What do you enjoy most about being a first time mom over 35?
I feel like I have a better sense of priorities at this stage of my life. My family comes first before any other obligation I have. I’m perfectly fine putting off chores to enjoy time with my child. I know that he’s only going to be small for a short time so I’m trying to soak it all in. I am fine saying “no” to outside requests in order to spend time with my son. I have to work outside of my home so the time I have with him is precious to me. I get such joy out of spending my evenings focusing on him, giving him a bath and putting him to bed each night. This experience is my reward after a day at the office.
How has becoming a mom changed you?
I think my heart has softened a bit more. I’m more open. I feel things more deeply than I did before. I also realize that I need to be my best self. I can parent my son and tell him how to be a good person, but what will have the deepest impression on him are my actions. I want him to see the qualities in me that I am trying to impart on him. I know I am not a perfect Mom, but I hope to be the Mom my son needs.
What advice do you have for women considering motherhood after 35?
Don’t count yourself out because you’re over 35. If you really have the desire in your heart to become a mother, pursue it. And remember that most statistics you will find online about getting pregnant after 35 are from very old studies…I’m talking centuries old. If I had to give myself advice based on my experience I would say, have patience. I think if I had given myself more time to get pregnant I would have gotten there on my own without having gone through fertility treatment. I don’t regret any part of my journey, but I might have saved myself a few bucks!
I would encourage other Inseason Moms that might be reading this to share their story.
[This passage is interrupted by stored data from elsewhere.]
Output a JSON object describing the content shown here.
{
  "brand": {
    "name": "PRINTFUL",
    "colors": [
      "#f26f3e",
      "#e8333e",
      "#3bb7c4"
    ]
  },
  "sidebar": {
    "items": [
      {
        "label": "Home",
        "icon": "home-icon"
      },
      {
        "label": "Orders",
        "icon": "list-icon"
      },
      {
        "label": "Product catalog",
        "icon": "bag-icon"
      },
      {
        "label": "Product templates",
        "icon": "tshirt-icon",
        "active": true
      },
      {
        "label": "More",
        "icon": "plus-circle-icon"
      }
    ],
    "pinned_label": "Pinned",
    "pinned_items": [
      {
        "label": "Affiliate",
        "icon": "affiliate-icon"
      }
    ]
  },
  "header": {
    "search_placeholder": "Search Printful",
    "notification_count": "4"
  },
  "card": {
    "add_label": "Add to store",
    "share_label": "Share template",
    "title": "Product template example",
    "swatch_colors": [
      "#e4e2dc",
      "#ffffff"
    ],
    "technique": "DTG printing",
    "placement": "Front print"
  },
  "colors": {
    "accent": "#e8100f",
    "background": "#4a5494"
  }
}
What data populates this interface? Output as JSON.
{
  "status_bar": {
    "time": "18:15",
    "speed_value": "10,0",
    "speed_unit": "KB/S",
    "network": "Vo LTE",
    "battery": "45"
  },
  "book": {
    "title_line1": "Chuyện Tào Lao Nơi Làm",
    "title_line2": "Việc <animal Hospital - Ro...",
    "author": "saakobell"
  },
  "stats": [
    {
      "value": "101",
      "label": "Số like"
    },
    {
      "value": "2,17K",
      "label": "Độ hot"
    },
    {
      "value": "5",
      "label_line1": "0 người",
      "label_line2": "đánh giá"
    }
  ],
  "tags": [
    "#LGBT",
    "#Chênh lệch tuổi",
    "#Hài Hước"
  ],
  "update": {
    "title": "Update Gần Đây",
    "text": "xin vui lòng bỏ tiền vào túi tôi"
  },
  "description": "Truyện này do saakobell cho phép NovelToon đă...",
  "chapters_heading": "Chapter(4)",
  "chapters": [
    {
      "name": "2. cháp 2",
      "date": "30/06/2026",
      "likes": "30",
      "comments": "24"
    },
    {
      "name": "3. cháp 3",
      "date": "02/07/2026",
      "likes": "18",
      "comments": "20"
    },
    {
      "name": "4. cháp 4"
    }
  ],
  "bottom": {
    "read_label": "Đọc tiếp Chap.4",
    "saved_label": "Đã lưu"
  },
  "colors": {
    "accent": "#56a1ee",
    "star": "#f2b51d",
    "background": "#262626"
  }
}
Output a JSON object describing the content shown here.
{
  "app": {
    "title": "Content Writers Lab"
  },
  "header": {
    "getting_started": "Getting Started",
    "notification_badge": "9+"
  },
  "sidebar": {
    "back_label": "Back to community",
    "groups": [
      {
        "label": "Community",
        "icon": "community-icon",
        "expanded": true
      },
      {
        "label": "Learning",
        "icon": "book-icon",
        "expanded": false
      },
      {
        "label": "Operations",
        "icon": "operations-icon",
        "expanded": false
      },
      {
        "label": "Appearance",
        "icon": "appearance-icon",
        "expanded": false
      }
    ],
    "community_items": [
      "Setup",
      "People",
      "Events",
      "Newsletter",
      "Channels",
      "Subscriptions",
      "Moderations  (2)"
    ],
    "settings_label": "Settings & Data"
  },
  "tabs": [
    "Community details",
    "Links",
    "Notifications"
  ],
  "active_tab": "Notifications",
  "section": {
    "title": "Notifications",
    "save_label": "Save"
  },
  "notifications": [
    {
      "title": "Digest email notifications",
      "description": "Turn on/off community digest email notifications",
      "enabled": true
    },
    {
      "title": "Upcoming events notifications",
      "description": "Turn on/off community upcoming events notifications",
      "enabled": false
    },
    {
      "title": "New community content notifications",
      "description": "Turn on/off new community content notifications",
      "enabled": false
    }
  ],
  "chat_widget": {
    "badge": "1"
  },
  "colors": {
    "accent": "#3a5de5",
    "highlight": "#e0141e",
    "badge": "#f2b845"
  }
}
I think unless you’re surrounded by other moms that have gotten pregnant over 35, it can feel pretty lonely. I had the desire to become pregnant and was so unsure whether that dream would ever be fulfilled. The stories I found on this website and any others I could find, buoyed me when I was feeling low.
During the dark times the stories of other women encouraged me and helped me to continue moving forward. I think I thought that it was going to be a lot harder to become a mother than it was. And, what I have learned from that is to have faith. I have also come to believe that women are fertile far longer than the mainstream media would have you believe.
In the end, my pregnancy came with such little struggle it was almost anticlimactic, but it is by far the best thing to have ever happened to me. My life is filled with so much joy because of my sweet Luke. I couldn’t be more grateful!